Фух, нет, не она. Обознался. А то у меня аж ребра заныли от воспоминаний.

— Фап-фап! — прогудел автомобильный гудок за моей спиной. По улице катился новенький автомобиль АМО, что начали выпускать в прошлом году на бывшем заводе Рябушинского. Первый советский грузовик, между прочим! На основе итальянского «фиата», конечно, но сделан то нам, значит — наш! Вон, моя Маруся форшмак сделала по рецепту Грилович, так что — этот форшмак уже и не мой вовсе?

Кстати, а чего это они мне гудят? Я присмотрелся…

Аа, это не же не грузовик, это штабное авто, которое заводчане для товарища Фрунзе сделали. Собственно, именно Фрунзе в авто и сидит, вон, фуражку приподнял, со мной здоровается. Приятно, елки-палки, не каждый день с тобой замнаркома здоровается, не каждый…

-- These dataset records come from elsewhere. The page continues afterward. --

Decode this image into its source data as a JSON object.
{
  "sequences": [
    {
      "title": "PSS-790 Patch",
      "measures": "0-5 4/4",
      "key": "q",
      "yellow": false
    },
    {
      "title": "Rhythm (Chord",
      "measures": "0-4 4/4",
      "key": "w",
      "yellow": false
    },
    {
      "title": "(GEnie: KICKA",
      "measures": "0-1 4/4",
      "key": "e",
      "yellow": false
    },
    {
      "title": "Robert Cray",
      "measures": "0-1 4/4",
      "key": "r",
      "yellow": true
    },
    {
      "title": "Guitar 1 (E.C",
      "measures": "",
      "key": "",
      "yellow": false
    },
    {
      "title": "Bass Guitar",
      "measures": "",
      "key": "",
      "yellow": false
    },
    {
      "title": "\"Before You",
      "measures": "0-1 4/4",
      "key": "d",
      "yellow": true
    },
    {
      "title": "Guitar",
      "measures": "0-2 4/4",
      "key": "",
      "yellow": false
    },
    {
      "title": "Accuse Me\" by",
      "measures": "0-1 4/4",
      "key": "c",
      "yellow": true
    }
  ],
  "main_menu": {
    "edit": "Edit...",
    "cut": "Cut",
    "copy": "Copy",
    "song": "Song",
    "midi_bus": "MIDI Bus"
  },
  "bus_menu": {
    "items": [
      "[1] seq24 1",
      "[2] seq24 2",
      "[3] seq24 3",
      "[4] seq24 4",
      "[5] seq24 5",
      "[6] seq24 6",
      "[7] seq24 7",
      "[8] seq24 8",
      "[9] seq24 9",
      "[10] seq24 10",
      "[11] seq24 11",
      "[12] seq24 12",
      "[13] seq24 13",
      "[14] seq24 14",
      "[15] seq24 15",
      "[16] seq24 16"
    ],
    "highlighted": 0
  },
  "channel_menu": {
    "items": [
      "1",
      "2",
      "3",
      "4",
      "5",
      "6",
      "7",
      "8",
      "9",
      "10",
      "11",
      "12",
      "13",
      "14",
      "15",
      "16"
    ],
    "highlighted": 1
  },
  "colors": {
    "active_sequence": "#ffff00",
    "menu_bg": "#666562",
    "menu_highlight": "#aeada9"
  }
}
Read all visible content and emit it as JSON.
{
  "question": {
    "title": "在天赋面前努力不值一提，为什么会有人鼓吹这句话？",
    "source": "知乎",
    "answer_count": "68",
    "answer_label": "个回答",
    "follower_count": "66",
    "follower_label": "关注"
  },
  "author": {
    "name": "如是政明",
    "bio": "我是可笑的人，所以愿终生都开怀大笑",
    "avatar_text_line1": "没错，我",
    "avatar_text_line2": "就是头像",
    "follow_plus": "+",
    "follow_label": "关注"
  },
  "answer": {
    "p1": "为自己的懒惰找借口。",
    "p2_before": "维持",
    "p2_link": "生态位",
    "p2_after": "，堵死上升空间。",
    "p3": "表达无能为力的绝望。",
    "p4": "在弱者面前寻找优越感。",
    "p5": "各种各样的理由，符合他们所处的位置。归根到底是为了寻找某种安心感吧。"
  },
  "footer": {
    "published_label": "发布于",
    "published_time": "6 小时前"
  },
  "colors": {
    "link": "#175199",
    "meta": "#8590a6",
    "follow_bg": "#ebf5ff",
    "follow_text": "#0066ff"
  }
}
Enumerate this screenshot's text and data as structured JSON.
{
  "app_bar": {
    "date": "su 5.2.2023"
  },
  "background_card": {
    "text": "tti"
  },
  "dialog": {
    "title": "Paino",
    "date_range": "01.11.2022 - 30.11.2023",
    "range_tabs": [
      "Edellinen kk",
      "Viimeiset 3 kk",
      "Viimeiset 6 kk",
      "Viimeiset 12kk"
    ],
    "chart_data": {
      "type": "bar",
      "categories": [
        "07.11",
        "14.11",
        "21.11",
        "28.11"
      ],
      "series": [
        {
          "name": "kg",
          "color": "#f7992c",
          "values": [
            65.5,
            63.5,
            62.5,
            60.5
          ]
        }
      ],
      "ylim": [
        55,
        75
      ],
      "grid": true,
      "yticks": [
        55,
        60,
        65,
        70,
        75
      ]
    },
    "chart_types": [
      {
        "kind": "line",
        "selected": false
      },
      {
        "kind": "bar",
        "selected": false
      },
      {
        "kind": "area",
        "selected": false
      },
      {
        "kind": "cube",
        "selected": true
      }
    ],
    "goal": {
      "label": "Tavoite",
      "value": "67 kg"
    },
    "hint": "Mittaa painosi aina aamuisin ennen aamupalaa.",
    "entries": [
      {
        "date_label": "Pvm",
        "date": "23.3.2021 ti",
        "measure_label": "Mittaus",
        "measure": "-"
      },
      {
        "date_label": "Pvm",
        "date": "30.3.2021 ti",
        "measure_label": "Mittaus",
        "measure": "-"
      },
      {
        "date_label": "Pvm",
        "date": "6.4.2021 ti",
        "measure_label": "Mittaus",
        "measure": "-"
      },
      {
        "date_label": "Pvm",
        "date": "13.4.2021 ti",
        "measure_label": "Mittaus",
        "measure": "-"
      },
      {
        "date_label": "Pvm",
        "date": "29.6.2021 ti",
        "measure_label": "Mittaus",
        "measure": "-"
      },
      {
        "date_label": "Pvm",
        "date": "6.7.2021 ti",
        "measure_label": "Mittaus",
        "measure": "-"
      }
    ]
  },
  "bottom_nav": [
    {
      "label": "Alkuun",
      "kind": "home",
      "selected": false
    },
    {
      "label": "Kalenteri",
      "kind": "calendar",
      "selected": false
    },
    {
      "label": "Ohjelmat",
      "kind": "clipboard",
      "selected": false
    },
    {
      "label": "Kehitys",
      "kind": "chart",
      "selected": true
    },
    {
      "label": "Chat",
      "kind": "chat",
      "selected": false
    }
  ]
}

После того случая, когда Нельсон подсунул Фрунзе проклятый талисман, его здоровье прилично пошатнулось. Здоровье Фрунзе, конечно, не Нельсона же, того патриарх надежно упокоил, с гарантией. Вот, чтобы любимому краскому было проще до службы добираться, рабочие ему этот автомобиль и подарили — с открытым верхом и мягкими сиденьями.

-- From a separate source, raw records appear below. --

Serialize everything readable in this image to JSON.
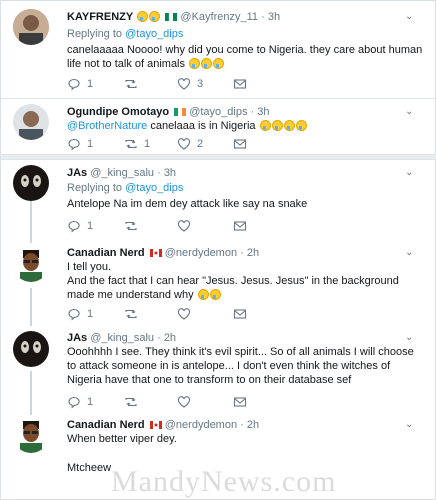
{
  "tweets": [
    {
      "name": "KAYFRENZY",
      "handle": "@Kayfrenzy_11",
      "time": "3h",
      "replying_prefix": "Replying to",
      "replying_to": "@tayo_dips",
      "text": "canelaaaaa Noooo! why did you come to Nigeria. they care about human life not to talk of animals",
      "reply_count": "1",
      "retweet_count": "",
      "like_count": "3"
    },
    {
      "name": "Ogundipe Omotayo",
      "handle": "@tayo_dips",
      "time": "3h",
      "mention": "@BrotherNature",
      "text": "canelaaa is in Nigeria",
      "reply_count": "1",
      "retweet_count": "1",
      "like_count": "2"
    },
    {
      "name": "JAs",
      "handle": "@_king_salu",
      "time": "3h",
      "replying_prefix": "Replying to",
      "replying_to": "@tayo_dips",
      "text": "Antelope Na im dem dey attack like say na snake",
      "reply_count": "1",
      "retweet_count": "",
      "like_count": ""
    },
    {
      "name": "Canadian Nerd",
      "handle": "@nerdydemon",
      "time": "2h",
      "text_line1": "I tell you.",
      "text_line2": "And the fact that I can hear \"Jesus. Jesus. Jesus\" in the background made me understand why",
      "reply_count": "1",
      "retweet_count": "",
      "like_count": ""
    },
    {
      "name": "JAs",
      "handle": "@_king_salu",
      "time": "2h",
      "text": "Ooohhhh I see. They think it's evil spirit... So of all animals I will choose to attack someone in is antelope... I don't even think the witches of Nigeria have that one to transform to on their database sef",
      "reply_count": "1",
      "retweet_count": "",
      "like_count": ""
    },
    {
      "name": "Canadian Nerd",
      "handle": "@nerdydemon",
      "time": "2h",
      "text_line1": "When better viper dey.",
      "text_line2": "Mtcheew"
    }
  ],
  "watermark": "MandyNews.com",
  "colors": {
    "link": "#1b95e0",
    "meta": "#657786",
    "nigeria_green": "#008751",
    "ireland_orange": "#ff883e",
    "canada_red": "#d52b1e"
  }
}
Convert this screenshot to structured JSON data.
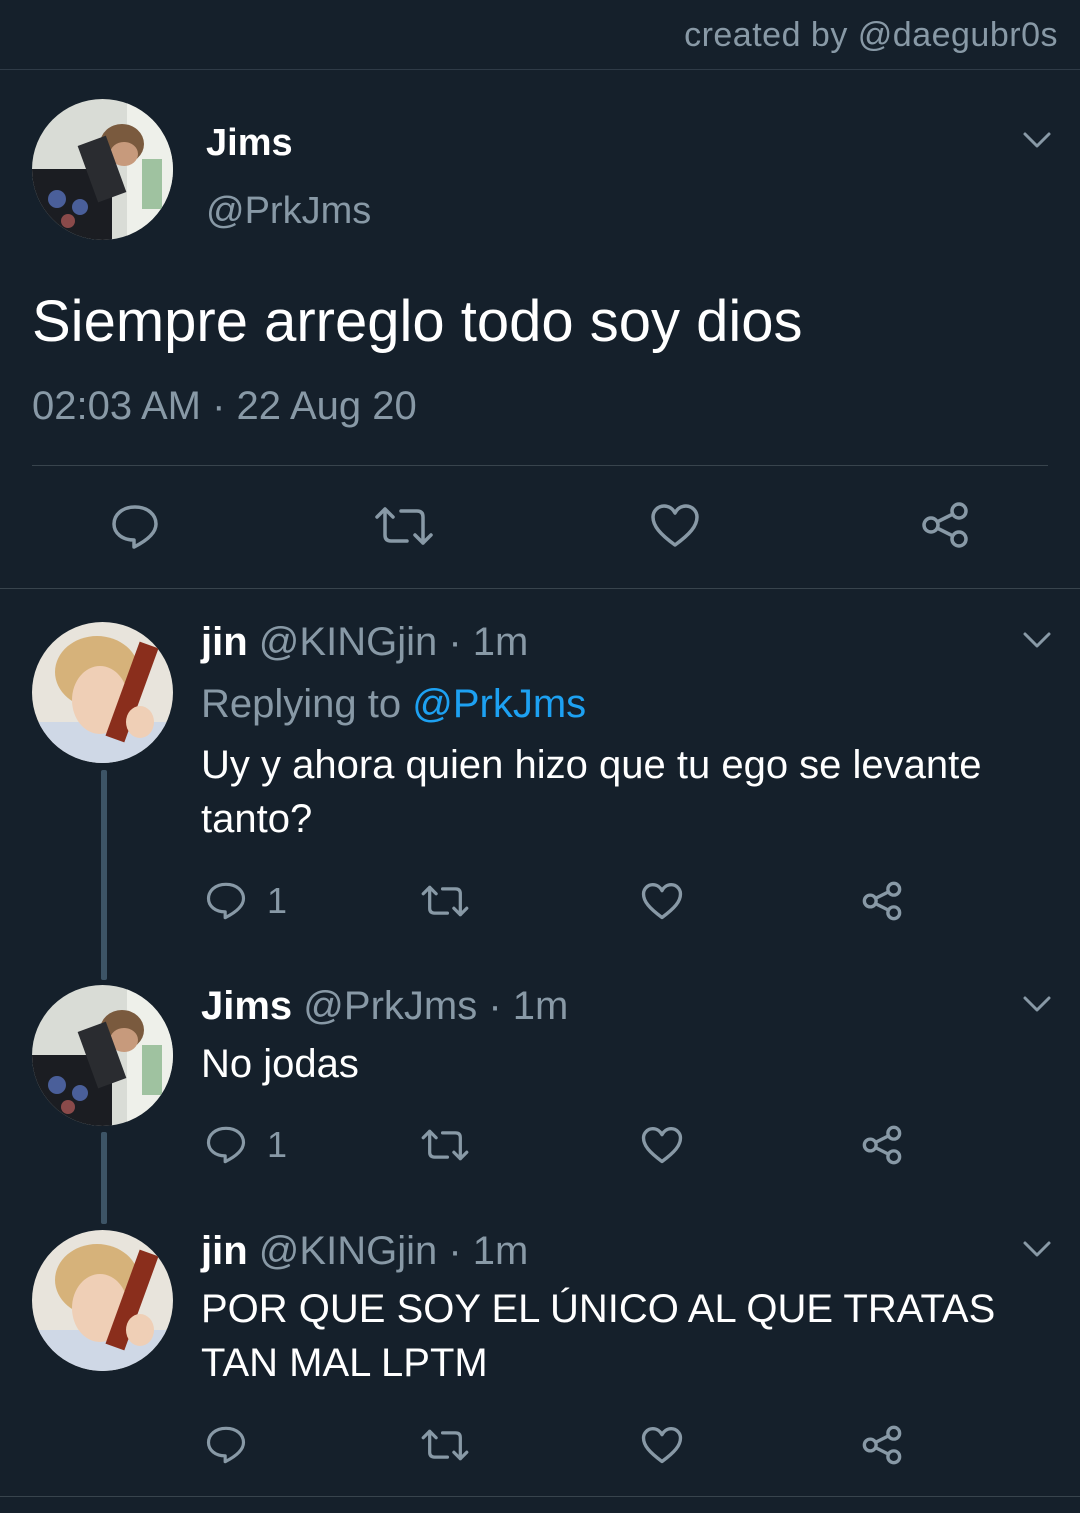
{
  "credit": "created by @daegubr0s",
  "main_tweet": {
    "name": "Jims",
    "handle": "@PrkJms",
    "text": "Siempre arreglo todo soy dios",
    "timestamp": "02:03 AM · 22 Aug 20",
    "actions": [
      "reply-icon",
      "retweet-icon",
      "like-icon",
      "share-icon"
    ]
  },
  "replies": [
    {
      "name": "jin",
      "handle": "@KINGjin",
      "time": "· 1m",
      "replying_label": "Replying to",
      "replying_to": "@PrkJms",
      "text": "Uy y ahora quien hizo que tu ego se levante tanto?",
      "reply_count": "1"
    },
    {
      "name": "Jims",
      "handle": "@PrkJms",
      "time": "· 1m",
      "text": "No jodas",
      "reply_count": "1"
    },
    {
      "name": "jin",
      "handle": "@KINGjin",
      "time": "· 1m",
      "text": "POR QUE SOY EL ÚNICO AL QUE TRATAS TAN MAL LPTM",
      "reply_count": ""
    }
  ],
  "colors": {
    "background": "#15202b",
    "secondary_text": "#8899a6",
    "mention": "#1da1f2",
    "divider": "#38444d"
  }
}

Да, Нельсон тогда много чего наворотил…

После тех событий полугодовой давности мы еще долго пытались разобраться, что произошло, как колдун-двоедушец ухитрился вселиться в товарища Ягоду, что он натворил и, самое главное — зачем? Зачем он творил все, от создания упырей до Куриной войны? Можно, конечно, предположить, что он просто с ума соскочил — кто знает, как на психическом здоровье переселение души из тела в тело сказывается, вдруг да и не очень. Но этому мешало то, что в служебной деятельности, как Ягода, Нельсон себя очень даже толковым и грамотным показал. Одна спецлаборатория по изучению и созданию сложных проклятий его стоит. И ведь таких проектов у него много было… Кстати, меня с Чеглоком сам товарищ Бокия после всего предупредил, что ни в какой лаборатории мы не были, ни про какую лабораторию не слышали и никакой лаборатории не существует и никогда не существовало.